Bereits 2005 hatte Régis Loisel, der zwischenzeitlich nach Kanada (genauer: nach Montreal) gezogen war, wo er sich mit seinem Kollegen Jean-Louis Tripp ein Atelier teilt°, mit besagtem Jean-Louis Tripp mit der Arbeit an einem Zyklus mit dem Titel Magasin général (neun Alben, 2006-2014) begonnen, der ausnahmsweise keinen phantastischen Inhalt hat, sondern in dem es um ein irgendwo im Hinterland von Quebec angesiedeltes Dorf und dessen Bewohner in den 20er Jahren des 20. Jahrhunderts geht (deutsch als Das Nest, neun Alben, 2007-2015). Und 2007 erschien mit L’armes d’abeille das erste Album des Zyklus Le Grand Mort (bislang sechs von wahrscheinlich acht Alben, 2007-2015), für den er gemeinsam mit Jean-Blaise Djian das Szenario schreibt, während die Zeichnungen von Vincent Mallié (s.o.) stammen.

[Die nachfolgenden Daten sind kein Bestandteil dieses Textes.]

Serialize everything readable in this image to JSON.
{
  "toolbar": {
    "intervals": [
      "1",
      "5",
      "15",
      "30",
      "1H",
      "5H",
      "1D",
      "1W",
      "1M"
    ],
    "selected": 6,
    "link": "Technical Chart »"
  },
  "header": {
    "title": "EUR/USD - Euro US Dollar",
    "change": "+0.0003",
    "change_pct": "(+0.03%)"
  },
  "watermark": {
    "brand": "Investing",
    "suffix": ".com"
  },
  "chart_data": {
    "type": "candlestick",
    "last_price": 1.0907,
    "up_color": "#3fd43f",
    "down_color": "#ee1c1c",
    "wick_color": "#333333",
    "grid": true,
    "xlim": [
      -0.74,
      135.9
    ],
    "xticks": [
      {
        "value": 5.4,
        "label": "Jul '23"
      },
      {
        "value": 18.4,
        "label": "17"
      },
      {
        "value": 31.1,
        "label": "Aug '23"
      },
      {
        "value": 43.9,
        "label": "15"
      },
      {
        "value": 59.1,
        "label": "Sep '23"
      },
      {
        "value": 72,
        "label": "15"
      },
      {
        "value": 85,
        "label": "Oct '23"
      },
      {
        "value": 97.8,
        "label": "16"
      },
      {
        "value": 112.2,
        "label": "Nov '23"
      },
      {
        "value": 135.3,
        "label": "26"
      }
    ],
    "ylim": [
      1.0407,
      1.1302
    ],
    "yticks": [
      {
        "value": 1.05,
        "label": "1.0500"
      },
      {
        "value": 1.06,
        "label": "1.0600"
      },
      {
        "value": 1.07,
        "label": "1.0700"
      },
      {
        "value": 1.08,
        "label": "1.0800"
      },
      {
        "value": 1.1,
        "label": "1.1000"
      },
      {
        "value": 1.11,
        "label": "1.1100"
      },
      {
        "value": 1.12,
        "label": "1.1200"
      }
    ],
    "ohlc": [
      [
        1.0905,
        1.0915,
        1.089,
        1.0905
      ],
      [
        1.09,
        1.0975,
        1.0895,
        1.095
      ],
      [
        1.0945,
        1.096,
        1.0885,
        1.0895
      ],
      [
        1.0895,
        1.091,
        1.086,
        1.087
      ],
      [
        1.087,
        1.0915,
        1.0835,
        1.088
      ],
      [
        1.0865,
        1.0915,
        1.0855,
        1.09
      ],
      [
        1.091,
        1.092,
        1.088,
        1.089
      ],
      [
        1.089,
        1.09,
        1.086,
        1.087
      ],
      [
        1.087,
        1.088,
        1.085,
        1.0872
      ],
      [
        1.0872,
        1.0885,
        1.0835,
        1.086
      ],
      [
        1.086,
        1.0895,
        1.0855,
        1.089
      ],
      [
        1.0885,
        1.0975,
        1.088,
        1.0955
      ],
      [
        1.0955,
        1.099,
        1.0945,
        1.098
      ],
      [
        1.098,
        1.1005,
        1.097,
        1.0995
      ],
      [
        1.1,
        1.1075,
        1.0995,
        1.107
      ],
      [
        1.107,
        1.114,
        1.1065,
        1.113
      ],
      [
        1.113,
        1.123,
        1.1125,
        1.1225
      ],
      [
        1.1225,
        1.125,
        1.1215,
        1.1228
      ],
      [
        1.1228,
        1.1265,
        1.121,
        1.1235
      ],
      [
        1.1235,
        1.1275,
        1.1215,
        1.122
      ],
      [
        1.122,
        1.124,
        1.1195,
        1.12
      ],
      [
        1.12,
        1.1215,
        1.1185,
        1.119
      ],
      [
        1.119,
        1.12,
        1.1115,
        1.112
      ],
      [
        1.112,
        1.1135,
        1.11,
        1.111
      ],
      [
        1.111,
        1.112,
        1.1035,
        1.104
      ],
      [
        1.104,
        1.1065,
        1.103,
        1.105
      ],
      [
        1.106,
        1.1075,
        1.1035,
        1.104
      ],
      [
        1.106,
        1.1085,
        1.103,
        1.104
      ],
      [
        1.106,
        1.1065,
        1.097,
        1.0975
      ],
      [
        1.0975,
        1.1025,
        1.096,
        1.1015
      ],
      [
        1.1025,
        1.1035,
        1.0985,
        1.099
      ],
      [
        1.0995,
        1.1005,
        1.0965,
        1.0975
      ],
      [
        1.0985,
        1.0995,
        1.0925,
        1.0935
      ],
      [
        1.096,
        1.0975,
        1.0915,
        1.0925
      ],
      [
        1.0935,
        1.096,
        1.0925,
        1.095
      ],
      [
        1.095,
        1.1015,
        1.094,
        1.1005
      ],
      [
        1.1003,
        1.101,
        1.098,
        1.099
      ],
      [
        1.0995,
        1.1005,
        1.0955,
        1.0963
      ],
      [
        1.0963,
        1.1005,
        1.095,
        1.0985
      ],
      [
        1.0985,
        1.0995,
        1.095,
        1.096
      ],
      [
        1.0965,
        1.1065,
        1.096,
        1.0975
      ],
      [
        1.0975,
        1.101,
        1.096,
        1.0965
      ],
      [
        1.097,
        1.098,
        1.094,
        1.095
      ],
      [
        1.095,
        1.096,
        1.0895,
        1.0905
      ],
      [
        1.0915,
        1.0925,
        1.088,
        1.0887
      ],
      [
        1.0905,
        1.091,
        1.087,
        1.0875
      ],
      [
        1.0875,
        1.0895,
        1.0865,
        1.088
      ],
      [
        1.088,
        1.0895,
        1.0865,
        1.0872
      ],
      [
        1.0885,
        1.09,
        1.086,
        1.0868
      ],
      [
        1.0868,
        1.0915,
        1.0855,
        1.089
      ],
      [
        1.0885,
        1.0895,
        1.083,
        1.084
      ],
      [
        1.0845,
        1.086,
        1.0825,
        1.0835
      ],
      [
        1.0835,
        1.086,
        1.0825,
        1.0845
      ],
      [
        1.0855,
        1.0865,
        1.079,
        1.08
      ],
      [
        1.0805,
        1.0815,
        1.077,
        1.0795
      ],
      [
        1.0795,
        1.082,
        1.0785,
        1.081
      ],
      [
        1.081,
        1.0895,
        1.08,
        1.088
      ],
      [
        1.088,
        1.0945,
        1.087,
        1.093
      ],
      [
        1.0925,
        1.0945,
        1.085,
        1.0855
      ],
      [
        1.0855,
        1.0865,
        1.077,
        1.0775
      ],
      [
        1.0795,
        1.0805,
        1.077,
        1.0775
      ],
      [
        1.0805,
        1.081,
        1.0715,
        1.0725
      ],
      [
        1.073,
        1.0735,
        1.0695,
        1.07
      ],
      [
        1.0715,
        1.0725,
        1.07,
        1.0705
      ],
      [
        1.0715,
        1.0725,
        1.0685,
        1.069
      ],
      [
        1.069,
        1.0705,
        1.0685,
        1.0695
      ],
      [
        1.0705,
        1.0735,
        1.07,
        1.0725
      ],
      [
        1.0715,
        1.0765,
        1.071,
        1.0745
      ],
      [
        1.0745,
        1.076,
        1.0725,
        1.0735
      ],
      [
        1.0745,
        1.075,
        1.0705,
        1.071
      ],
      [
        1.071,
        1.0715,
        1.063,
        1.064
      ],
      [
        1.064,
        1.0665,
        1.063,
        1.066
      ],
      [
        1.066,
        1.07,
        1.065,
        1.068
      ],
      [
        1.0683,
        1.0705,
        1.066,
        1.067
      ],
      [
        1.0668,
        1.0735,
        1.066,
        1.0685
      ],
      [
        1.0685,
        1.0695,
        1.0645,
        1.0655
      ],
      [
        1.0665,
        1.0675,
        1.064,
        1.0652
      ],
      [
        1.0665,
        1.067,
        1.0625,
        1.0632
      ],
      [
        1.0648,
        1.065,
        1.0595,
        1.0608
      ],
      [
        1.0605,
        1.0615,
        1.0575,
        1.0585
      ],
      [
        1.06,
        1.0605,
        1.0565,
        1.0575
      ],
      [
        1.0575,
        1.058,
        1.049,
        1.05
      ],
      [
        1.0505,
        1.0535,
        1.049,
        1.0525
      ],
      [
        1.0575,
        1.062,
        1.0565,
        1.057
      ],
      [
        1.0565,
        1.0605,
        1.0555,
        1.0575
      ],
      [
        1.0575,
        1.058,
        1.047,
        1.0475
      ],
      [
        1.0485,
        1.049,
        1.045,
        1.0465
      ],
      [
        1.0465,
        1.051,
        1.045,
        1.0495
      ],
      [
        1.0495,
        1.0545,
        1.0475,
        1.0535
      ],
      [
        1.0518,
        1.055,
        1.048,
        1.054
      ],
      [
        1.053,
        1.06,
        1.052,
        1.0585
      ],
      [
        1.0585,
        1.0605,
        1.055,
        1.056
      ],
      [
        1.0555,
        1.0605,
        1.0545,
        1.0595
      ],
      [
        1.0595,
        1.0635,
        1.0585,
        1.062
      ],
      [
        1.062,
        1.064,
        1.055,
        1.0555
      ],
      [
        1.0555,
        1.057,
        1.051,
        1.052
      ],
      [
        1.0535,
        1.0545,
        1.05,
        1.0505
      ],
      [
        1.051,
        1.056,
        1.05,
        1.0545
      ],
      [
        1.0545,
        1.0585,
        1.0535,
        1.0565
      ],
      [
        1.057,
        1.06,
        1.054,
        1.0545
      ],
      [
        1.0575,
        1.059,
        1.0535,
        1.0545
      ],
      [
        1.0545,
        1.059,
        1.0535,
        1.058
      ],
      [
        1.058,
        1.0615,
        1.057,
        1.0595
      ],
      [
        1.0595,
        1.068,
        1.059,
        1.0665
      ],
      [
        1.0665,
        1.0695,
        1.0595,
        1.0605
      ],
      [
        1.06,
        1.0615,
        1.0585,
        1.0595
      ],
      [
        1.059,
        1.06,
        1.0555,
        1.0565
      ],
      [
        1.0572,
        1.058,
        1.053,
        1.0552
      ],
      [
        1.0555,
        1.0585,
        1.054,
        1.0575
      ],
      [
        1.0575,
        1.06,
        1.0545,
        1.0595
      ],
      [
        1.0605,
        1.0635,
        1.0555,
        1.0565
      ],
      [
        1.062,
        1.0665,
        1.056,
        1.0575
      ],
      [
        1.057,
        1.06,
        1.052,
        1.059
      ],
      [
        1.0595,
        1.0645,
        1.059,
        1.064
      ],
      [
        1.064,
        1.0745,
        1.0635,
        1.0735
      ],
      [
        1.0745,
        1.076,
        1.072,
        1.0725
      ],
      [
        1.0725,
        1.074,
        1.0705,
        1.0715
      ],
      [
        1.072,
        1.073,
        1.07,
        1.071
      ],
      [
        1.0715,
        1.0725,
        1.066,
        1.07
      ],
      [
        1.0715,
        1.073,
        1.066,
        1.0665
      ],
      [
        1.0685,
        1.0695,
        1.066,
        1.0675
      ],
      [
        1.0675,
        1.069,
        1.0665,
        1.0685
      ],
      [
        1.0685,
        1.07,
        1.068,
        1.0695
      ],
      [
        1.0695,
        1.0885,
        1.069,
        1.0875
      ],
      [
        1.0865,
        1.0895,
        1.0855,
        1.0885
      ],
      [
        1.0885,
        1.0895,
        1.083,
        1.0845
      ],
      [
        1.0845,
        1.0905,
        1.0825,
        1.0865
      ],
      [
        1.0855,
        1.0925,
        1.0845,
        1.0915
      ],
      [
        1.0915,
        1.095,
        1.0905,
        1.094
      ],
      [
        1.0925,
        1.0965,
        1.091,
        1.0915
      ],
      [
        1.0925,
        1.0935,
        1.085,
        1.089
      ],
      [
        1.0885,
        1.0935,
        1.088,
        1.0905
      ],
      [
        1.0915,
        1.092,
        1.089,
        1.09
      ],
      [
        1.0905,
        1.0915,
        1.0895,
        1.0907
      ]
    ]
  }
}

Bei Le Grand Mort (deutsch als Der große Tote, bislang sechs Alben, 2008-2016) handelt es sich wieder um einen phantastischen Zyklus, der zwar ein wenig klischeehaft begonnen hat, dessen neuere Alben sich allerdings in eine Richtung entwickeln, die die Hoffnung nährt, dass sich auch die dritte phantastische Comicreihe, an der Régis Loisel beteiligt ist, am Ende als weit überdurchschnittliches oder sogar überragendes Werk erweisen könnte.
Doch unabhängig davon, wie sich Der große Tote letztlich entwickeln wird – Loisel, der beim Internationalen Comicfestival von Angoulême zwei Mal (1991 und 1995) den Alph-Art du public (für das erste bzw. dritte Album von Peter Pan) und 1992 (wiederum für Peter Pan) beim Comic-Salon Erlangen den Max-und-Moritz-Preis gewonnen hat und der 2003 schließlich mit dem Grand Prix de la Ville d’Angoulême – dem wichtigsten französischen Comicpreis – ausgezeichnet wurde, hat seinen Platz im Pantheon der großen phantastischen Comickünstler und Erzähler seit dem Abschluss von Peter Pan längst sicher …

* – interessanterweise konnte auch Serge Le Tendre erst vor kurzem einen runden Geburtstag feiern – er wurde am 01. Dezember 70 Jahre alt.
** – diese Aussage bezieht sich explizit auf Fantasycomics, denn z.B. die Arbeiten eines Marc-Antoine Mathieu reizen die Möglichkeiten des Mediums noch wesentlich weiter aus.
*** – die Entwicklungs- und Publikationsgeschichte von J.M. Barries Peter Pan ist zu komplex, um sie hier als Fußnote abzuhandeln; bei Interesse empfiehlt sich ein Blick in die deutsche oder englische Wikipedia.
° – sich mit einem oder mehreren Kollegen ein Atelier zu teilen, hat bei Loisel Tradition, die er bereits in Paris begonnen hatte und auch während seiner Zeit in der Bretagne (Ende der 80er bis Anfang der 00er Jahre) fortgeführt hat.